Bustos credits the group work with helping him recall details of specific illnesses and diseases.
“On more than one occasion,” he said, “our patient cases helped me remember information while working on another case or in rotation.”
That’s a Wrap
During their first two years at the Virginia Tech Carilion School of Medicine, students will study 56 patient cases using the small group, problem-based learning method. That’s 56 Carilion Clinic patients who volunteer each year to tell their story and answer questions from a group of students. That’s 56 patients who decide helping to train future doctors is relevant and important. That’s 56 patients who believe in the future generation of health care providers.
“Many of these patients return year after year,” Vari said. “They love the wrap-up.”

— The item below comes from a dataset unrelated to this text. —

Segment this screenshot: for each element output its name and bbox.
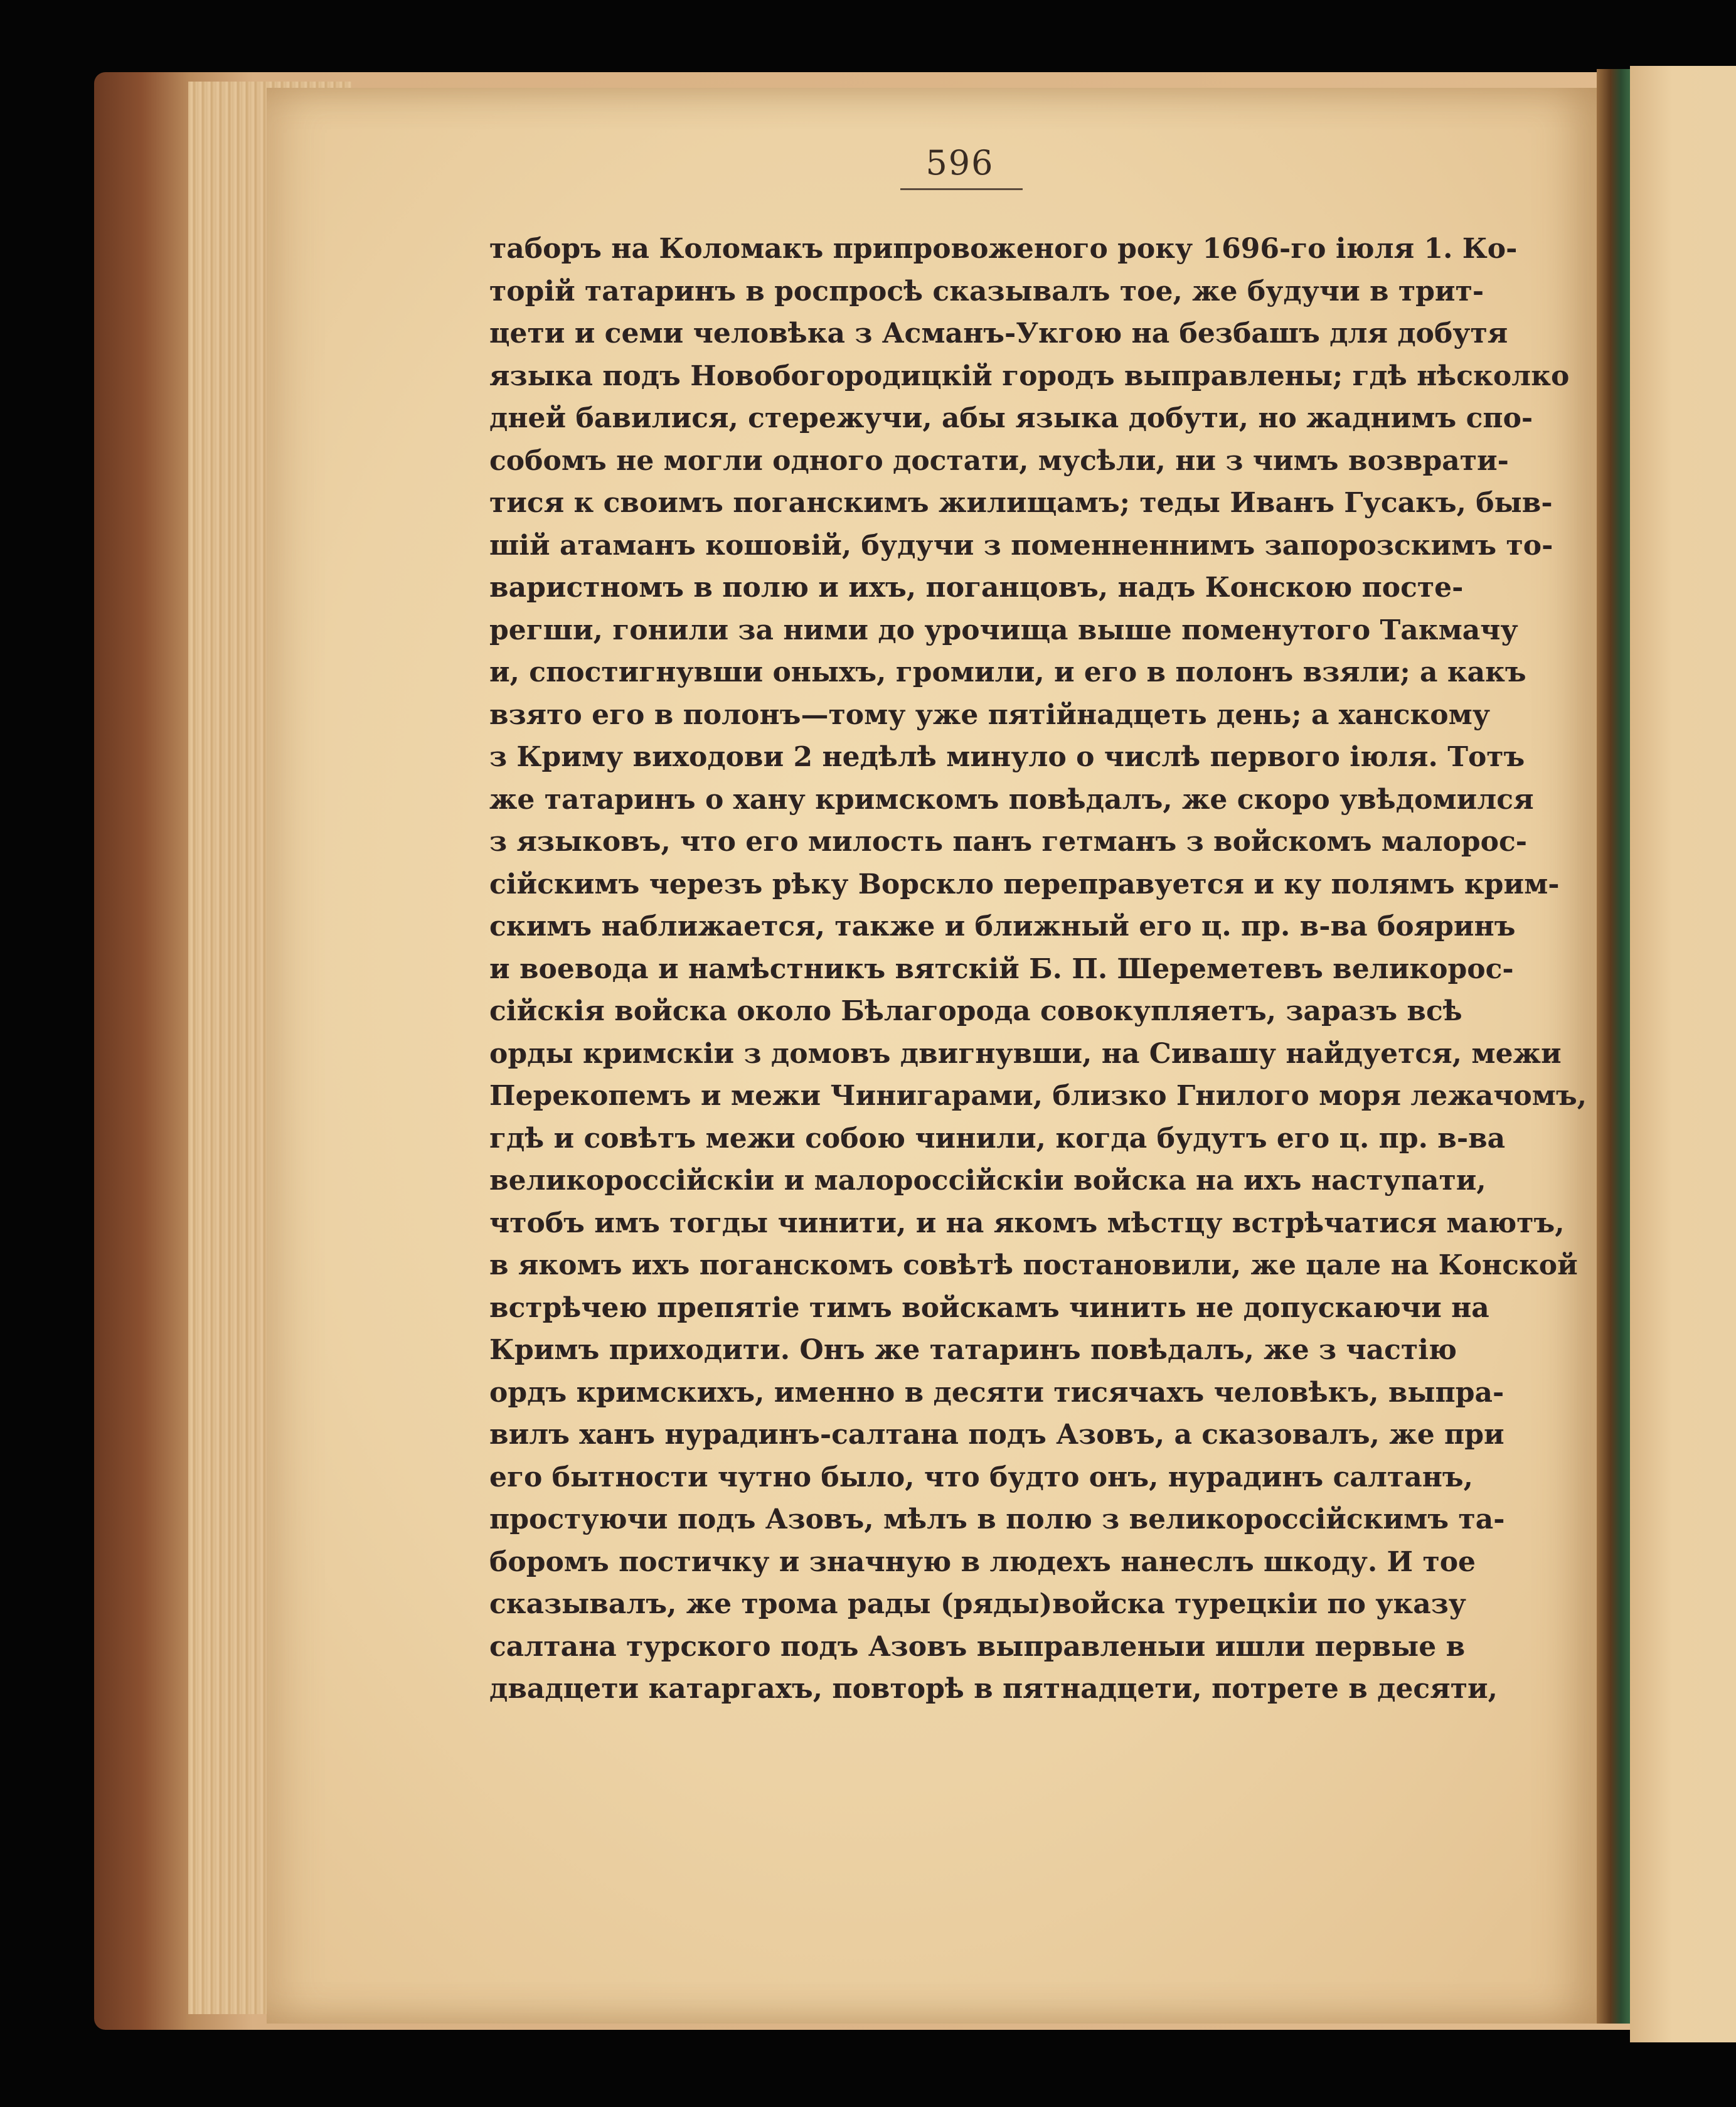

In 2011, an endowment was established for the program for the specific purpose of helping these patients with transportation or other expenses they incur when participating in the wrap-up. Named Keith’s Wrap-Up after a young patient, the program was made possible through a gift from the patient’s family.
“Some wrap-up patients want to share their story, but they come from modest means,” Vari said.
“Thanks to the this gift, we’re now in a position to make them feel a bit more appreciated and can continue offering this part of our curriculum that really makes us special.”
“Patients telling their stories gives cases a whole new dimension,” Bustos said. “By Friday, we know a case inside and out on a scientific level. Then we get to hear it from the patient’s perspective.” Vari said one thing that becomes apparent is that patients love their physicians, and physicians care about their patients.
“There are so many things that come out of a Friday wrap-up,” he said. “It’s phenomenal, really.”
And it all happens right there in the front of Room 106—the one with the tissue box.